Der feine Geschmack der Meerespalme (See-Tang od. Sea palm) passt sehr gut zu diesem Gericht. (Reich an Vitamin A und B12). Für 2-3 Personen
  • 15g Meerespalme (10 Min. eingeweicht und in 5cm lange Stücke geschnitten)
  • 1 1/2 Tl Pflanzenöl
  • 1 Zwiebel (in feine Ringe geschnitten)
  • 50g Pilze (dünn geschnitten)
  • Sojasoße zum abschmecken
  • 50g Räuchertofu (in kleine Würfel geschnitten)
  • 1 Karotte(in dünne Streifen geschnitten)
  • schwarzer Pfeffer (optional)
  • fein gehackte, frische Petersilie zum garnieren
Die Meerespalme und das Einweichwasser im Topf zum kochen bringen, die Hitze runterschalten, den Topf zudecken und köcheln lassen, bis die Algen zart sind, ca. 30 Min. Das Öl in der Bratpfanne erhitzen, die Zwiebeln, Pilze und ein paar Tropfen Sojasoße dazugeben. Bei mittlerer Hitze ca. 5 Minuten braten. Nun den gekochten See-Tang, Tofu und die Karotte dazugeben und knusprig anbraten. Noch mehr Sojasoße zufügen und mit Pfeffer abschmecken. Mit der gehäckselten Petersilie garnieren und heiß servieren.
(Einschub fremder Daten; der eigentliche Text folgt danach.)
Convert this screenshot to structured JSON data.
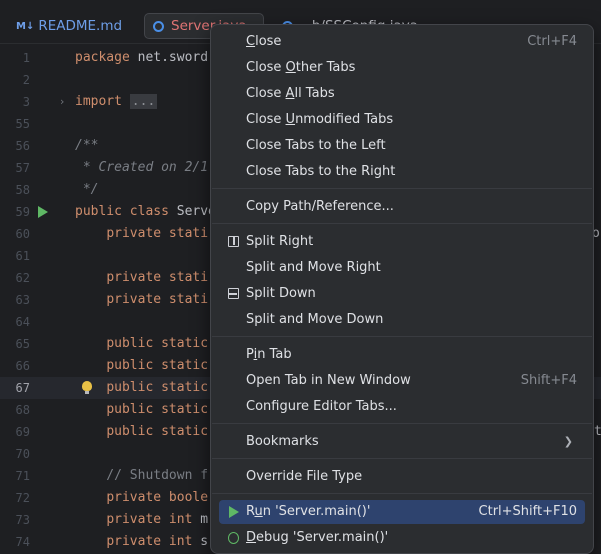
{
  "tabs": [
    {
      "badge": "M↓",
      "label": "README.md"
    },
    {
      "label": "Server.java"
    },
    {
      "label": "...h/SSConfig.java"
    }
  ],
  "editor": {
    "lines": [
      {
        "num": "1",
        "code": "package net.sword"
      },
      {
        "num": "2",
        "code": ""
      },
      {
        "num": "3",
        "code": "import ..."
      },
      {
        "num": "55",
        "code": ""
      },
      {
        "num": "56",
        "code": "/**"
      },
      {
        "num": "57",
        "code": " * Created on 2/1"
      },
      {
        "num": "58",
        "code": " */"
      },
      {
        "num": "59",
        "code": "public class Server"
      },
      {
        "num": "60",
        "code": "    private stati"
      },
      {
        "num": "61",
        "code": ""
      },
      {
        "num": "62",
        "code": "    private stati"
      },
      {
        "num": "63",
        "code": "    private stati"
      },
      {
        "num": "64",
        "code": ""
      },
      {
        "num": "65",
        "code": "    public static"
      },
      {
        "num": "66",
        "code": "    public static"
      },
      {
        "num": "67",
        "code": "    public static"
      },
      {
        "num": "68",
        "code": "    public static"
      },
      {
        "num": "69",
        "code": "    public static"
      },
      {
        "num": "70",
        "code": ""
      },
      {
        "num": "71",
        "code": "    // Shutdown f"
      },
      {
        "num": "72",
        "code": "    private boole"
      },
      {
        "num": "73",
        "code": "    private int m"
      },
      {
        "num": "74",
        "code": "    private int s"
      }
    ],
    "right_fragments": [
      "or",
      "t"
    ]
  },
  "context_menu": {
    "items": [
      {
        "label": "Close",
        "mnemonic_index": 0,
        "shortcut": "Ctrl+F4"
      },
      {
        "label": "Close Other Tabs",
        "mnemonic_index": 6
      },
      {
        "label": "Close All Tabs",
        "mnemonic_index": 6
      },
      {
        "label": "Close Unmodified Tabs",
        "mnemonic_index": 6
      },
      {
        "label": "Close Tabs to the Left"
      },
      {
        "label": "Close Tabs to the Right"
      },
      {
        "label": "Copy Path/Reference..."
      },
      {
        "label": "Split Right",
        "icon": "split-right-icon"
      },
      {
        "label": "Split and Move Right"
      },
      {
        "label": "Split Down",
        "icon": "split-down-icon"
      },
      {
        "label": "Split and Move Down"
      },
      {
        "label": "Pin Tab",
        "mnemonic_index": 1
      },
      {
        "label": "Open Tab in New Window",
        "shortcut": "Shift+F4"
      },
      {
        "label": "Configure Editor Tabs..."
      },
      {
        "label": "Bookmarks",
        "submenu": true
      },
      {
        "label": "Override File Type"
      },
      {
        "label": "Run 'Server.main()'",
        "mnemonic_index": 1,
        "shortcut": "Ctrl+Shift+F10",
        "icon": "run-icon",
        "selected": true
      },
      {
        "label": "Debug 'Server.main()'",
        "mnemonic_index": 0,
        "icon": "debug-icon"
      }
    ]
  },
  "colors": {
    "background": "#1e1f22",
    "menu_background": "#2b2d30",
    "selection": "#2e436e",
    "keyword": "#cf8e6d",
    "run_green": "#5fb865"
  }
}
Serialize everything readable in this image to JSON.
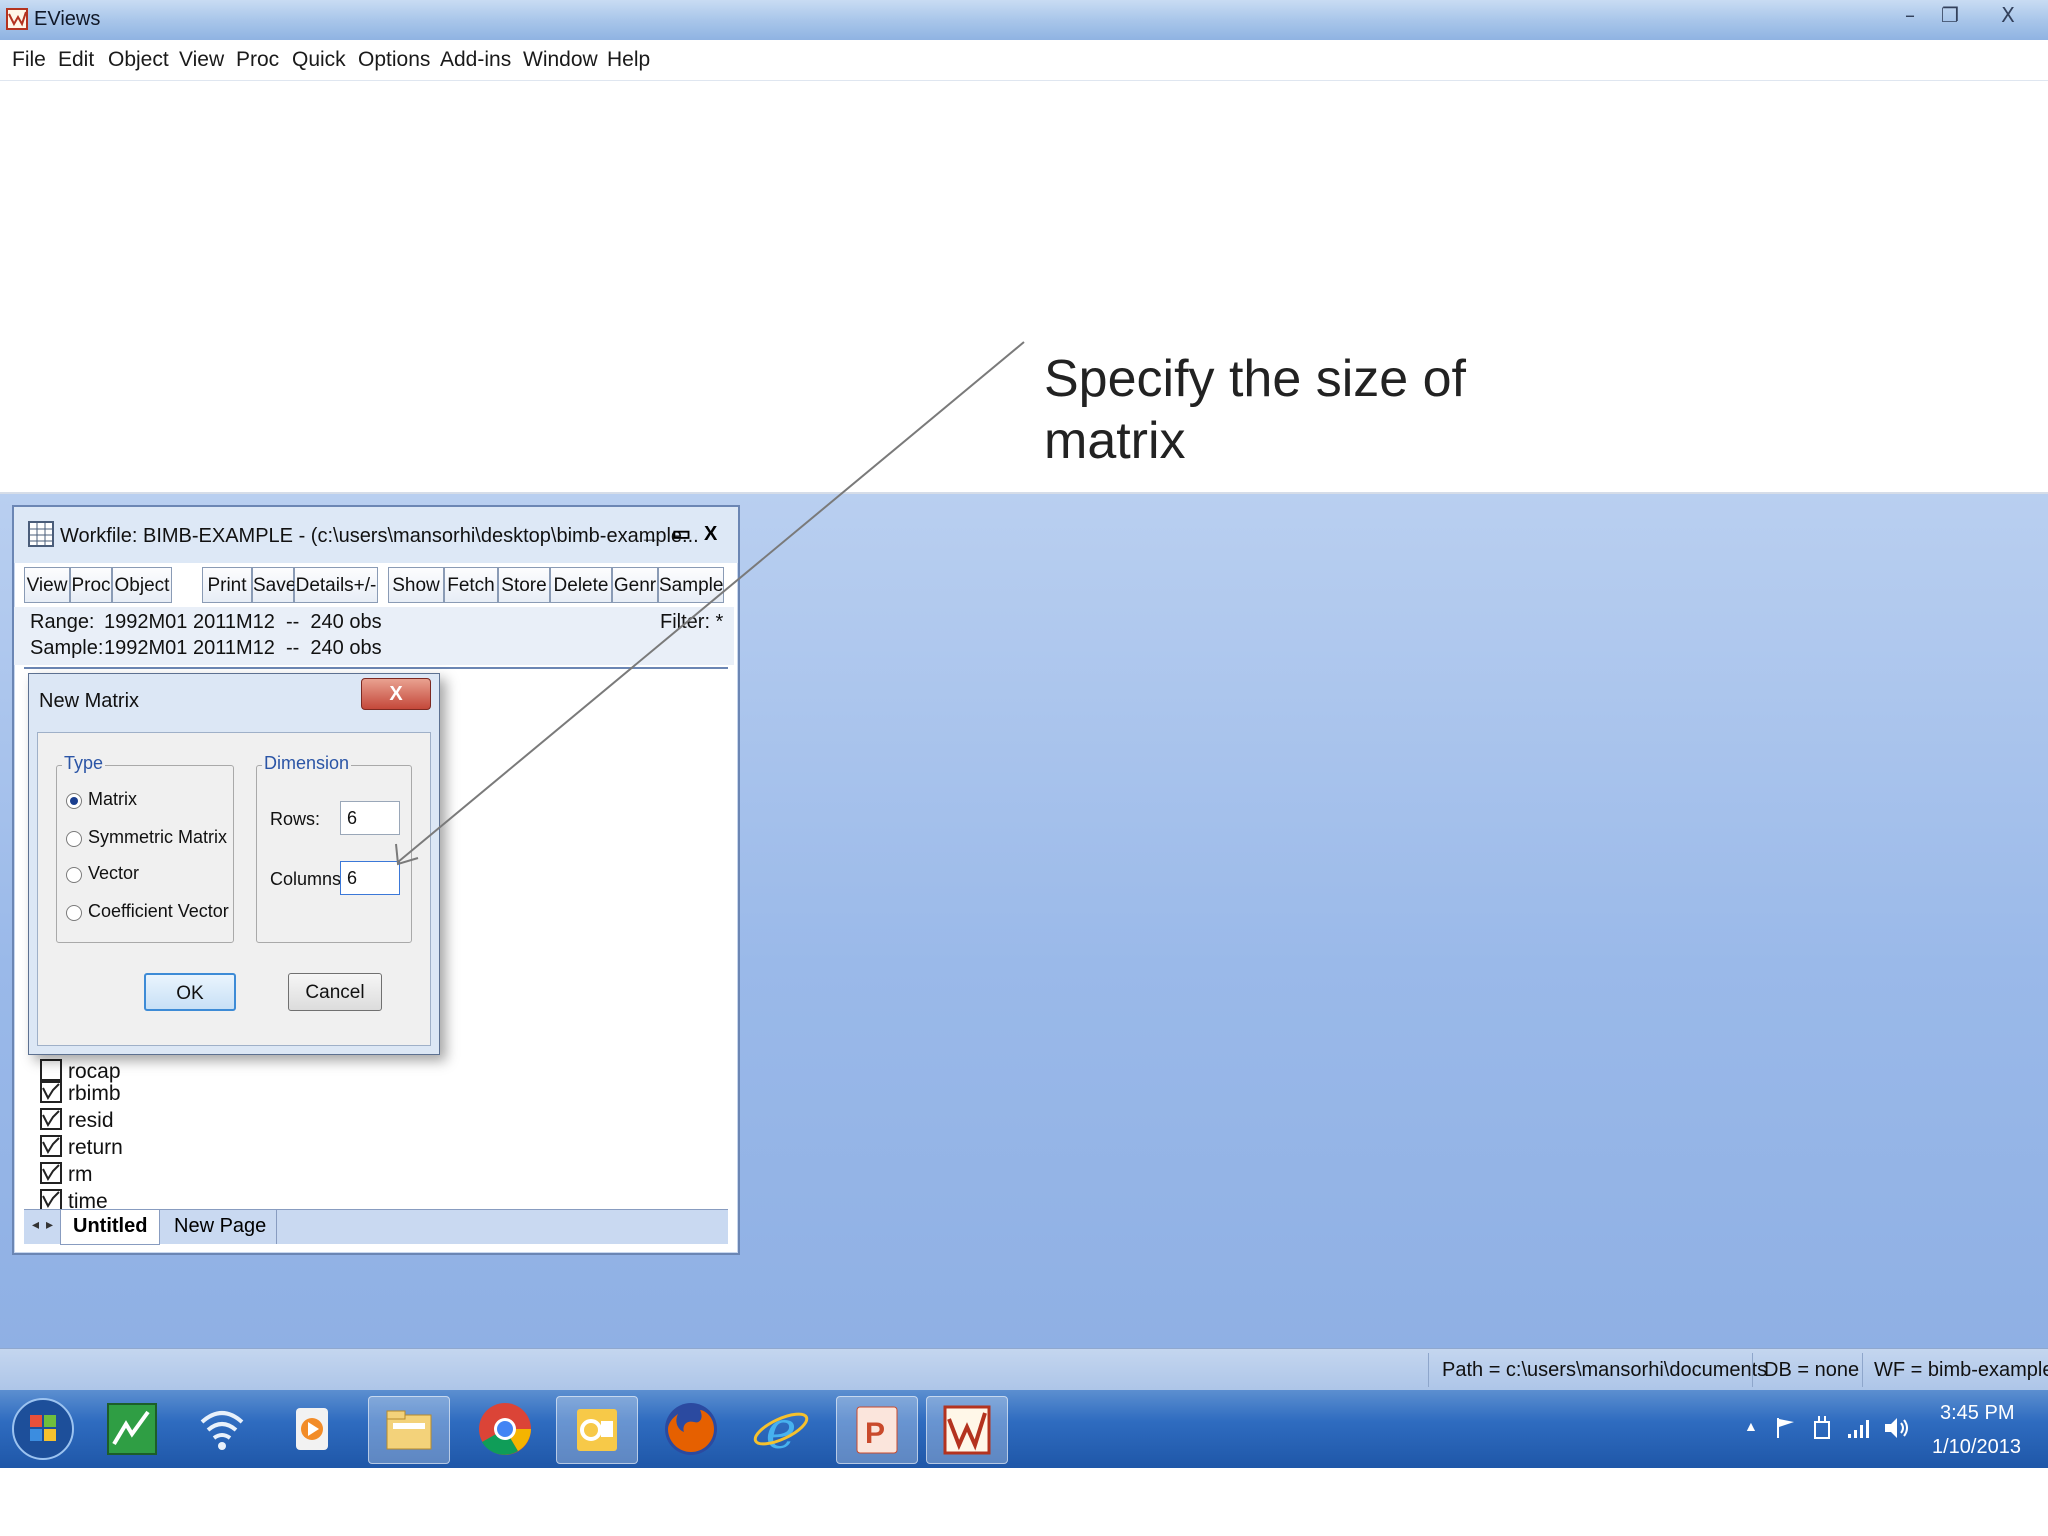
{
  "app": {
    "title": "EViews",
    "minimize": "–",
    "restore": "❐",
    "close": "X"
  },
  "menu": [
    "File",
    "Edit",
    "Object",
    "View",
    "Proc",
    "Quick",
    "Options",
    "Add-ins",
    "Window",
    "Help"
  ],
  "annotation": {
    "line1": "Specify the size of",
    "line2": "matrix"
  },
  "workfile": {
    "title": "Workfile: BIMB-EXAMPLE - (c:\\users\\mansorhi\\desktop\\bimb-example...",
    "min": "_",
    "max": "▭",
    "close": "X",
    "toolbar": [
      "View",
      "Proc",
      "Object",
      "Print",
      "Save",
      "Details+/-",
      "Show",
      "Fetch",
      "Store",
      "Delete",
      "Genr",
      "Sample"
    ],
    "range_label": "Range:",
    "range_value": "1992M01 2011M12  --  240 obs",
    "sample_label": "Sample:",
    "sample_value": "1992M01 2011M12  --  240 obs",
    "filter": "Filter: *",
    "items_partial": "rocap",
    "items": [
      "rbimb",
      "resid",
      "return",
      "rm",
      "time"
    ],
    "tabs": [
      "Untitled",
      "New Page"
    ]
  },
  "dialog": {
    "title": "New Matrix",
    "close": "X",
    "type_group": "Type",
    "type_options": [
      "Matrix",
      "Symmetric Matrix",
      "Vector",
      "Coefficient Vector"
    ],
    "selected_type": "Matrix",
    "dimension_group": "Dimension",
    "rows_label": "Rows:",
    "rows_value": "6",
    "columns_label": "Columns:",
    "columns_value": "6",
    "ok": "OK",
    "cancel": "Cancel"
  },
  "statusbar": {
    "path": "Path = c:\\users\\mansorhi\\documents",
    "db": "DB = none",
    "wf": "WF = bimb-example"
  },
  "taskbar": {
    "icons": [
      "start-orb-icon",
      "eviews-green-icon",
      "wifi-icon",
      "media-player-icon",
      "file-explorer-icon",
      "chrome-icon",
      "outlook-icon",
      "firefox-icon",
      "internet-explorer-icon",
      "powerpoint-icon",
      "eviews-icon"
    ],
    "time": "3:45 PM",
    "date": "1/10/2013"
  },
  "colors": {
    "desktop_blue": "#9ab9e9",
    "taskbar_blue": "#2f6cc0",
    "dialog_close_red": "#c4483a"
  }
}
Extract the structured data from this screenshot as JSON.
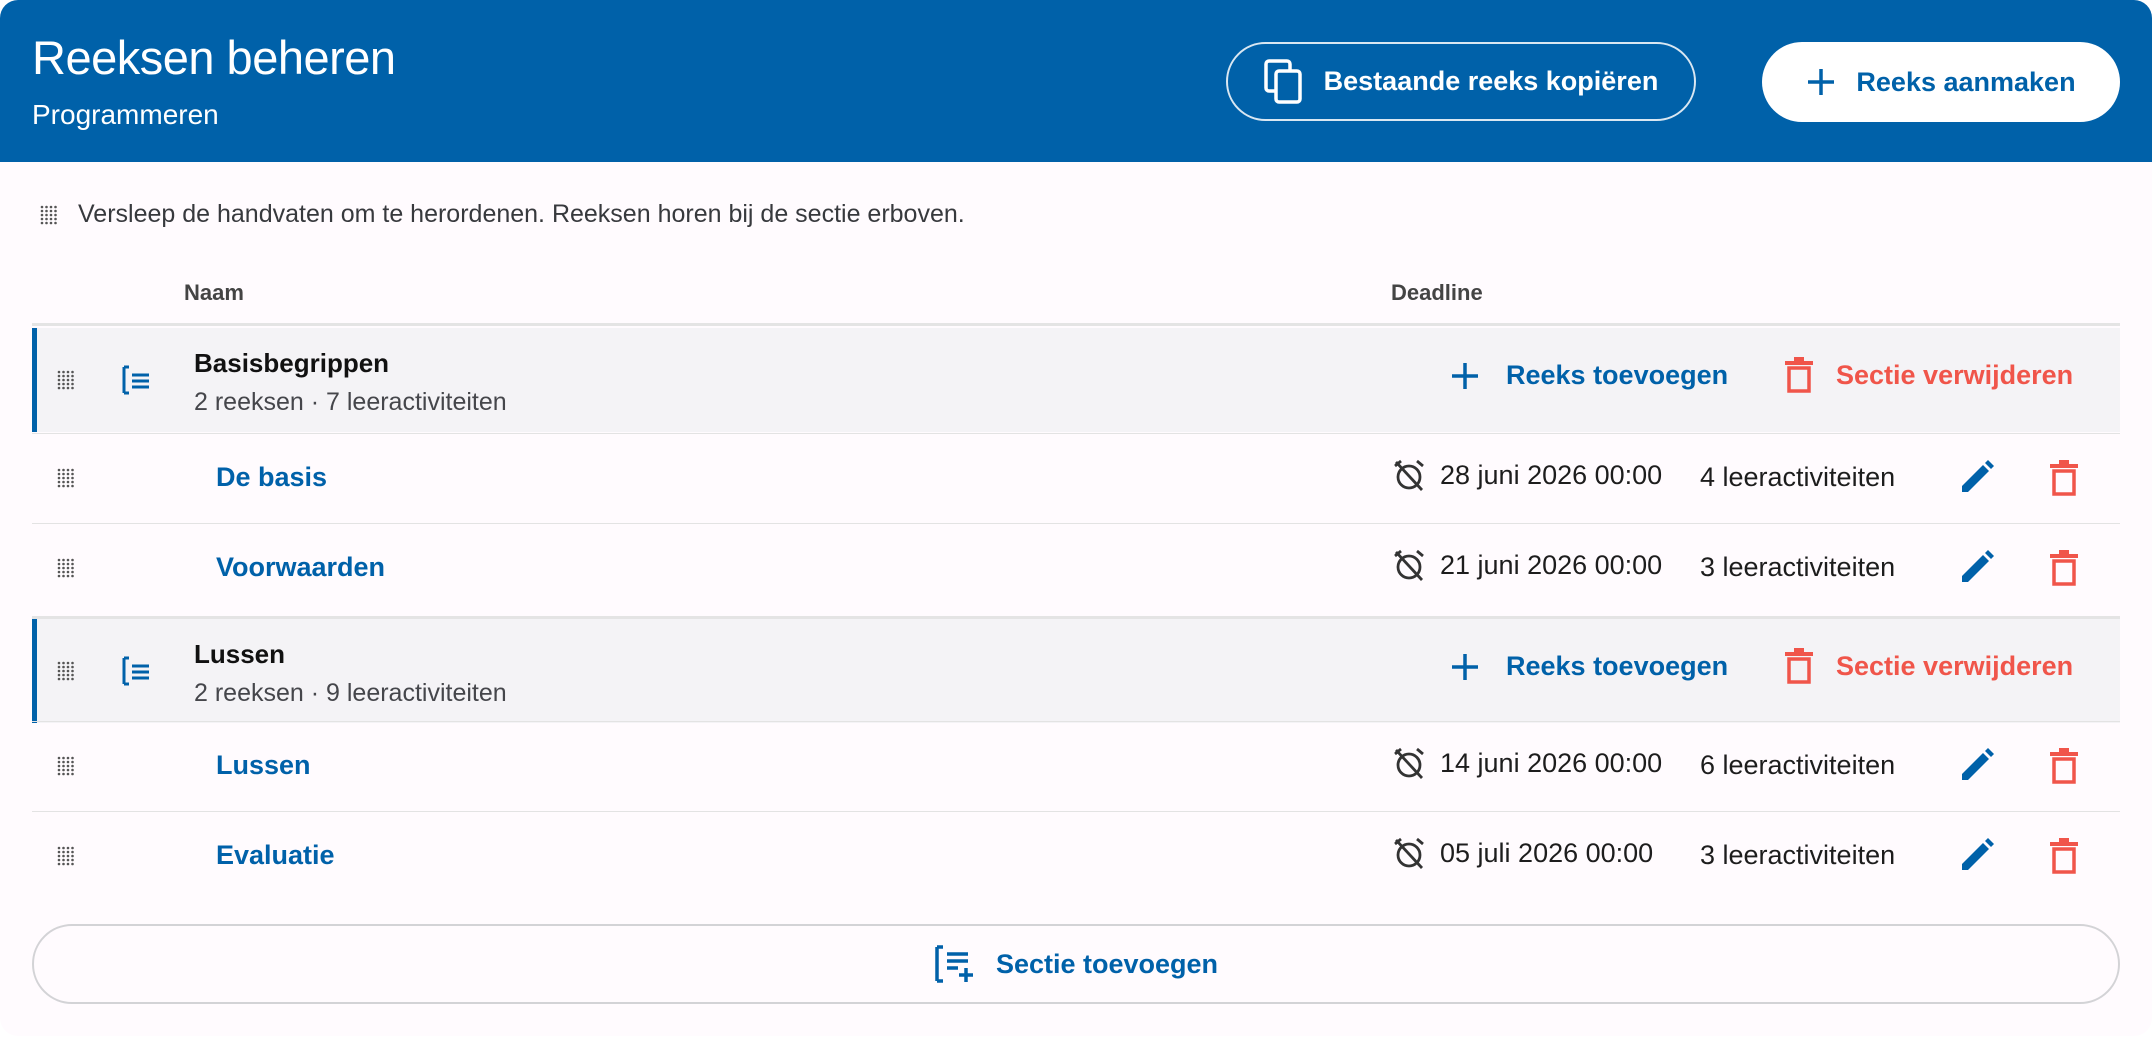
{
  "header": {
    "title": "Reeksen beheren",
    "subtitle": "Programmeren",
    "copy_button": "Bestaande reeks kopiëren",
    "create_button": "Reeks aanmaken"
  },
  "hint": "Versleep de handvaten om te herordenen. Reeksen horen bij de sectie erboven.",
  "columns": {
    "name": "Naam",
    "deadline": "Deadline"
  },
  "sections": [
    {
      "name": "Basisbegrippen",
      "meta": "2 reeksen · 7 leeractiviteiten",
      "add_label": "Reeks toevoegen",
      "delete_label": "Sectie verwijderen",
      "items": [
        {
          "name": "De basis",
          "deadline": "28 juni 2026 00:00",
          "activities": "4 leeractiviteiten"
        },
        {
          "name": "Voorwaarden",
          "deadline": "21 juni 2026 00:00",
          "activities": "3 leeractiviteiten"
        }
      ]
    },
    {
      "name": "Lussen",
      "meta": "2 reeksen · 9 leeractiviteiten",
      "add_label": "Reeks toevoegen",
      "delete_label": "Sectie verwijderen",
      "items": [
        {
          "name": "Lussen",
          "deadline": "14 juni 2026 00:00",
          "activities": "6 leeractiviteiten"
        },
        {
          "name": "Evaluatie",
          "deadline": "05 juli 2026 00:00",
          "activities": "3 leeractiviteiten"
        }
      ]
    }
  ],
  "add_section_label": "Sectie toevoegen",
  "colors": {
    "primary": "#0061a9",
    "danger": "#f0554a",
    "section_bg": "#f4f3f6"
  },
  "icons": {
    "handle": "drag-handle-icon",
    "section": "section-list-icon",
    "alarm": "alarm-off-icon",
    "edit": "pencil-icon",
    "delete": "trash-icon",
    "copy": "copy-icon",
    "plus": "plus-icon",
    "add_section": "playlist-add-icon"
  }
}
Nori Bündel mit würzigem Erdnuss Dip

Ein Ideales Gericht für Buffetts. Kann mit verschiedenen Dips serviert werden. (Reich an Vitamin A, B12 und Vitamin C). Für 2 Personen
  • 1 Messerspitze Meersalz
  • 1 mittlere Karotte, in 6mm lange Streifen geschnitten
  • 1/2 Salatgurke, der Länge nach gehälftet und in 6mm starke Streifen geschnitten oder 8 Stangenbohnen
  • 1 Blatt Nori
Für den Dip:
  • 2 Tl Erdnussbutter
  • 1/2 zerdrückte Knoblauchzehe
  • 1 Tl Senf
  • 5 Tl Orangensaft
  • 1 Tl Miso
  • 3 Tl gehäckselte frische Petersilie
Einen kleinen Topf mit Wasser zum kochen bringen, das Salz dazugeben und die Karottenstreifen für 2-3 Minuten kochen. Die Karotten heraus- nehmen, unter kaltem Wasser abspülen und abtrocknen. Dasselbe würde auch für die Stangenbohnen gelten. Das Noriblatt über einem Toaster toasten. Und zwar so, daß man es über den heißen Toaster hält und oft wendet (!nicht in oder auf den Toaster legen!). Hat man eine Gasflamme, dann in ca. 5cm Entfernung, jede Seite immer ca. 5-6 Sekunden beflammen, bis sich das Noriblatt hellgrün färbt. Aufpassen, daß nichts anbrennt. Nun das Noriblatt mit einer Schere in 4 gleiche Streifen schneiden. Jeweils 1/4 der Gemüsestreifen zu einem Bündel zusammenlegen (versichern, das die Streifen gut abgetrocknet sind). Nun jedes Bündel in der Mitte mit je einem Noristreifen umlegen und quasi "zusammenbinden" (eng anlegen). Wenn die Enden nicht halten wollen, dann mit einem Tropfen Wasser benetzen. Für den Dip alle Zutaten mixen, so daß man eine dicke Konsistenz bekommt.

Zitronen Mousse

Ein delikates Dessert. (Enthält viel Faserstoffe und Eisen). Für 2-3 Personen
  • 450ml Wasser
  • 1 Messerspitze Meersalz
  • 3 Tl Agar-Agar
  • Konzentrierten Apfelsaft oder Sirup als Süssmittel zum abschmecken
  • 1 Tl geriebene Zitronenschale (natürlich Bio)
  • ein paar Tropfen Vanille Essenz (optional)
  • 2 Tl Tahini

Das Wasser zum kochen bringen und alle Zutaten dazugeben. Nun 10 Minuten köcheln lassen, bis sich das ganze Agar-Agar aufgelöst hat. Die Masse in einen Keramik- oder Glasbehälter gießen und 1-2 Std. abkühlen und fest werden lassen. Mit einem Handmixer oder auch von Hand die Masse zu einer cremigen Konsistenz schlagen. Ein bischen Wasser oder Apfelsaft zugeben, wenn die Konsistenz zu dick ist.